A few weeks ago, I picked up Dany Laferriere's memoir of the Haiti earthquake in 2010, Tout Bouge Autour de Moi (The World Turns Around Me). It's an amazing book, full of powerful, palpable, personal description. At one point, a nephew, also named Dany, insists he not write about the earthquake - that the elder Dany's Haiti is done, over writing about, and this is his Haiti, his topic. Elder Dany points out there are as many ways to write an experience as there are experiences - endless.
In search of more information about the quake and in particular, the failure of aid to improve Haiti's lot, especially with the recent hurricane Now also a factor, I turned to the half memoir, half reportage of Jonathan Katz's The Big Truck That Went By. Katz's book is a) by a "blan" - an outsider - and so has more distance (for better and worse) but also b) is the story of him living through the quake - including serious PTSD - as he was embedded there before and after the fact.
Reading these two side by side, especially with the Clintons currently in so much limelight, is a potent experience politically. I feel a lot of rage towards bureaucracy (which I know is like wrestling tofu), and so much sadness for a nation I have always felt a connection to, and curiosity about, through Laferriere's writing, as well as approximate francophonie.

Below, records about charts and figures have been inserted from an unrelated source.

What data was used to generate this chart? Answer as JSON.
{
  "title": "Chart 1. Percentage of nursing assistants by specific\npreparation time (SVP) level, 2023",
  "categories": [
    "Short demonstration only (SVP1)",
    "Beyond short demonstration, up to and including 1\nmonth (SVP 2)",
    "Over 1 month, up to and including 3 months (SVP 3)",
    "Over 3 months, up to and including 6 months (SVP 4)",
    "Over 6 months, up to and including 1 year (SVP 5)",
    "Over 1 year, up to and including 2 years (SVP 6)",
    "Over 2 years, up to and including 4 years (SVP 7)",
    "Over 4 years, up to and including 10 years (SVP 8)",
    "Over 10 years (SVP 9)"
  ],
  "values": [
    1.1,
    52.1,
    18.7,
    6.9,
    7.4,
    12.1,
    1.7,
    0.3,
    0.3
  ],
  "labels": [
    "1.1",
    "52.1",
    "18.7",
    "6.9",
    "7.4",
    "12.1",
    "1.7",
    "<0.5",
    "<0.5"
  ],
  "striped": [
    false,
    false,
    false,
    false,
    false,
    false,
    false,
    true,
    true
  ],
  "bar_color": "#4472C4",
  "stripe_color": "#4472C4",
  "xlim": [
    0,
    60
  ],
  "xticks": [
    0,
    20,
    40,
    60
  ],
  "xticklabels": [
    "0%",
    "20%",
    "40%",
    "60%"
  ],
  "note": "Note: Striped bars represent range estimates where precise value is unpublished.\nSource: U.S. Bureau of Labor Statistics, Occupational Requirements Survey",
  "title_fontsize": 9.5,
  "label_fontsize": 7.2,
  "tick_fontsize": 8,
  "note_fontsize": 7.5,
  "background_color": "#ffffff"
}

But as this is a memoir blog, I wanted also to encourage this kind of reading - two very different writers with similar politics but totally different voices; who fill in different experiences at the same time. It is completely enriching, and reminds me of back in the day when I had more time and would read an author's entire ouvre back-to-back, or read many kinds of books on one topic at a time. Even if it is only two, though, if they are well selected, is deeply powerful.
A passage each from both, both of which relate to memoir and experience.
A Short Film
I'm spending so much time on the moments that preceded the explosion because it’s impossible to recreate the event itself. It lives within us in too intimate a fashion. No distance is possible with those kinds of emotions. The moment is eternally present. We remember the very instant before in the slightest detail. A short film where people are laughing, crying, talking, fighting, kissing, getting upset because the other guy is late, eating, begging, saying hello, setting a meeting for tomorrow or later in the evening, swearing to the other person that you won’t lie to them any more, or steal or kill or torture or make promises you have no intention of keeping, consoling someone who just lost a loved one, lying on a hospital deathbed, playing soccer, coming to Port-au-Prince for the first time or leaving the country (an airplane has just taken off). All these small acts bind us together and weave the great cloth of humanity. At 4: 53 in the afternoon, our memory trembled.
And yet, Katz does it, goes right back to the direct moment. Same event, totally different mind and memory. Katz:
What do you do in one of those? A doorway. Something about a doorway. I walked toward it but for some reason kept going into the hall. Then everything shoved. I lowered myself, or maybe I fell. Then a shove came the other way. Then another, and another. Suddenly the house was an airplane in a storm. Everything was falling...there was a contest between the up and down and the side to side. Who was going to shove harder, the up and down, or the side to side? They were both winning.
Both authors use a lot of simplicity in their writing - and both have a great sense of humor. And yet, beyond that and some similar feelings about aid, their styles and lives differ greatly. Reading more than one story - especially more than one personal story - reminds me how important it is to never fall for the danger of a single story - my own or anyone else's.